Bien dormir après 60 ans : le guide du sommeil senior
Bien dormir après 60 ans est l’une des préoccupations les plus fréquentes à la retraite, et l’une des plus mal comprises. On entend souvent qu’« on a besoin de moins de sommeil en vieillissant ». C’est faux, et cette idée reçue fait beaucoup de dégâts : elle pousse à banaliser des nuits difficiles qui, elles, méritent d’être traitées. Ce qui change réellement avec l’âge, ce n’est pas le besoin de sommeil, c’est son architecture. Comprendre cette différence change complètement la façon d’aborder le problème.
Le saviez-vous ? Les recommandations internationales sur la durée de sommeil situent le besoin des plus de 65 ans entre 7 et 8 heures par nuit, contre 7 à 9 heures pour un adulte de 30 ans. L’écart est d’environ une demi-heure : bien loin des « 5 heures suffisent après 70 ans » que l’on entend parfois.
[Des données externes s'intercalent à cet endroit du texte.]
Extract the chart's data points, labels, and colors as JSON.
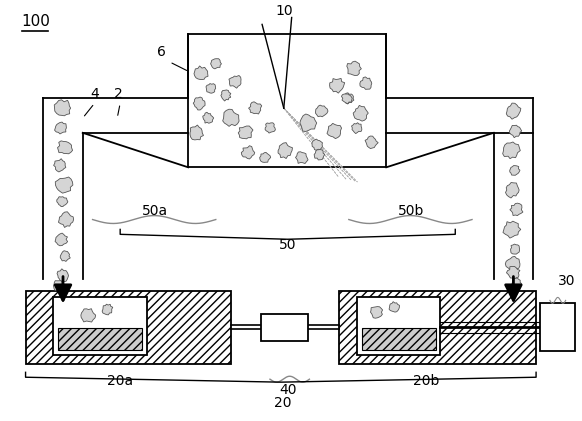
{
  "bg_color": "#ffffff",
  "line_color": "#000000",
  "label_100": "100",
  "label_2": "2",
  "label_4": "4",
  "label_6": "6",
  "label_10": "10",
  "label_20": "20",
  "label_20a": "20a",
  "label_20b": "20b",
  "label_30": "30",
  "label_40": "40",
  "label_50": "50",
  "label_50a": "50a",
  "label_50b": "50b"
}
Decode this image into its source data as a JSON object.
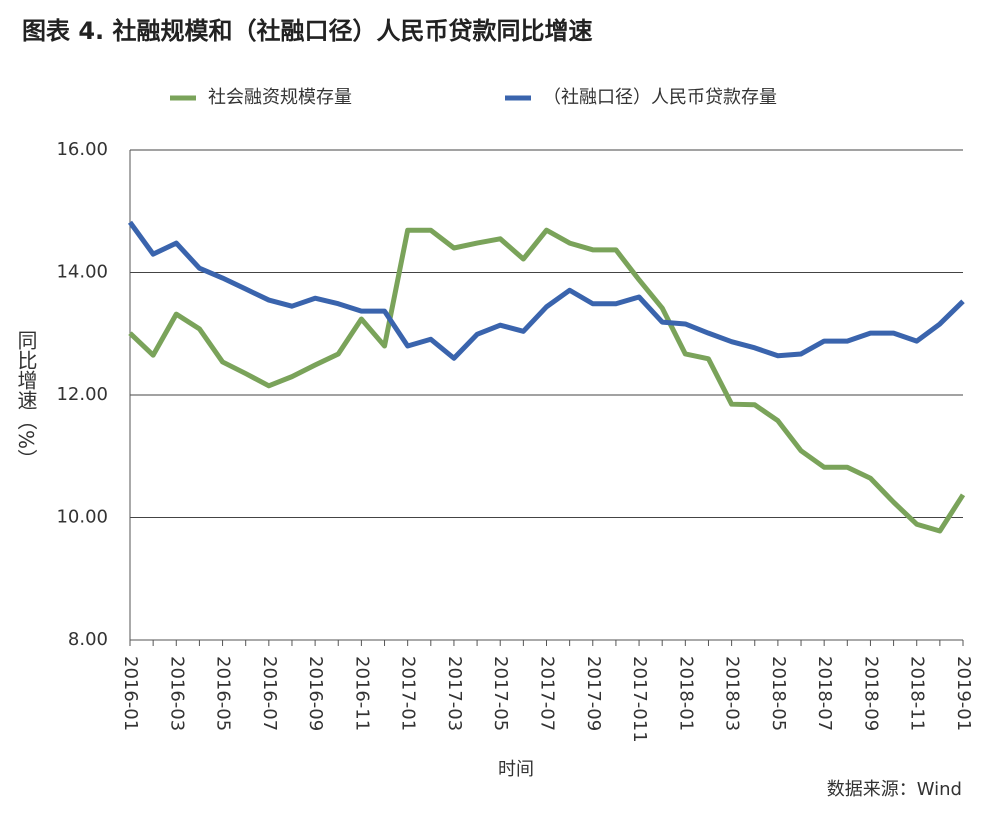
{
  "chart_data": {
    "type": "line",
    "title": "图表 4. 社融规模和（社融口径）人民币贷款同比增速",
    "x_label": "时间",
    "y_label": "同比增速（%）",
    "source": "数据来源：Wind",
    "categories": [
      "2016-01",
      null,
      "2016-03",
      null,
      "2016-05",
      null,
      "2016-07",
      null,
      "2016-09",
      null,
      "2016-11",
      null,
      "2017-01",
      null,
      "2017-03",
      null,
      "2017-05",
      null,
      "2017-07",
      null,
      "2017-09",
      null,
      "2017-011",
      null,
      "2018-01",
      null,
      "2018-03",
      null,
      "2018-05",
      null,
      "2018-07",
      null,
      "2018-09",
      null,
      "2018-11",
      null,
      "2019-01"
    ],
    "series": [
      {
        "name": "社会融资规模存量",
        "color": "#7aa35a",
        "values": [
          13.01,
          12.65,
          13.32,
          13.08,
          12.54,
          12.35,
          12.15,
          12.3,
          12.49,
          12.67,
          13.24,
          12.8,
          14.69,
          14.69,
          14.4,
          14.48,
          14.55,
          14.22,
          14.69,
          14.48,
          14.37,
          14.37,
          13.88,
          13.42,
          12.67,
          12.59,
          11.85,
          11.84,
          11.58,
          11.09,
          10.82,
          10.82,
          10.64,
          10.25,
          9.89,
          9.78,
          10.37
        ]
      },
      {
        "name": "（社融口径）人民币贷款存量",
        "color": "#3a64ad",
        "values": [
          14.82,
          14.3,
          14.48,
          14.07,
          13.91,
          13.73,
          13.55,
          13.45,
          13.58,
          13.49,
          13.37,
          13.37,
          12.8,
          12.91,
          12.6,
          12.99,
          13.14,
          13.04,
          13.44,
          13.71,
          13.49,
          13.49,
          13.6,
          13.19,
          13.16,
          13.01,
          12.87,
          12.77,
          12.64,
          12.67,
          12.88,
          12.88,
          13.01,
          13.01,
          12.88,
          13.16,
          13.53
        ]
      }
    ],
    "ylim": [
      8,
      16
    ],
    "yticks": [
      {
        "value": 8,
        "label": "8.00"
      },
      {
        "value": 10,
        "label": "10.00"
      },
      {
        "value": 12,
        "label": "12.00"
      },
      {
        "value": 14,
        "label": "14.00"
      },
      {
        "value": 16,
        "label": "16.00"
      }
    ],
    "grid": true,
    "legend": "top"
  }
}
Ce qui change vraiment dans le sommeil après 60 ans
Le sommeil se déroule par cycles d’environ 90 minutes, enchaînant sommeil léger, sommeil profond et sommeil paradoxal. Avec l’âge, trois évolutions se produisent, et elles sont physiologiques, pas pathologiques.
Le sommeil profond se raccourcit. C’est la phase la plus réparatrice, celle où l’on ne perçoit presque plus l’environnement. Elle occupe une part plus faible de la nuit après 60 ans. Conséquence directe : le sommeil devient plus fragile, plus facilement interrompu par un bruit, une envie d’uriner ou une douleur.
Les micro-éveils se multiplient. Ils existent à tout âge, mais on ne s’en souvient pas quand le sommeil profond domine. Après 60 ans, ils deviennent conscients. Se réveiller deux fois par nuit et se rendormir facilement n’est pas un trouble du sommeil : c’est un sommeil normal d’adulte âgé.
L’horloge interne avance. On a sommeil plus tôt le soir et on se réveille plus tôt le matin. Ce phénomène, appelé avance de phase, explique pourquoi tant de personnes s’endorment devant la télévision à 21 heures puis se retrouvent parfaitement éveillées à 4 heures du matin. Ce n’est pas de l’insomnie, c’est un décalage.

Distinguer un sommeil qui change d’un vrai trouble
C’est la question centrale, et le tableau ci-dessous donne des repères concrets pour se situer.
| Situation | Évolution normale | Signal à explorer |
|---|---|---|
| Réveils nocturnes | 1 à 3, rendormissement rapide | Impossible de se rendormir avant 30 min, plusieurs fois par semaine |
| Endormissement | Moins de 30 minutes | Plus de 45 minutes, la plupart des soirs |
| Journée | Vigilance correcte, coup de barre possible après le déjeuner | Somnolence qui gêne les activités, endormissements involontaires |
| Durée du problème | Épisodes passagers liés à un événement | Plus de 3 mois de façon continue |
| Ronflement | Régulier, sans pause | Pauses respiratoires signalées par l’entourage |
⚠ Attention : des pauses respiratoires pendant le sommeil, associées à une fatigue matinale et à des maux de tête au réveil, évoquent une apnée du sommeil. C’est fréquent après 60 ans, souvent sous-diagnostiqué, et cela se traite. N’attendez pas : parlez-en à votre médecin traitant, qui pourra orienter vers un enregistrement du sommeil.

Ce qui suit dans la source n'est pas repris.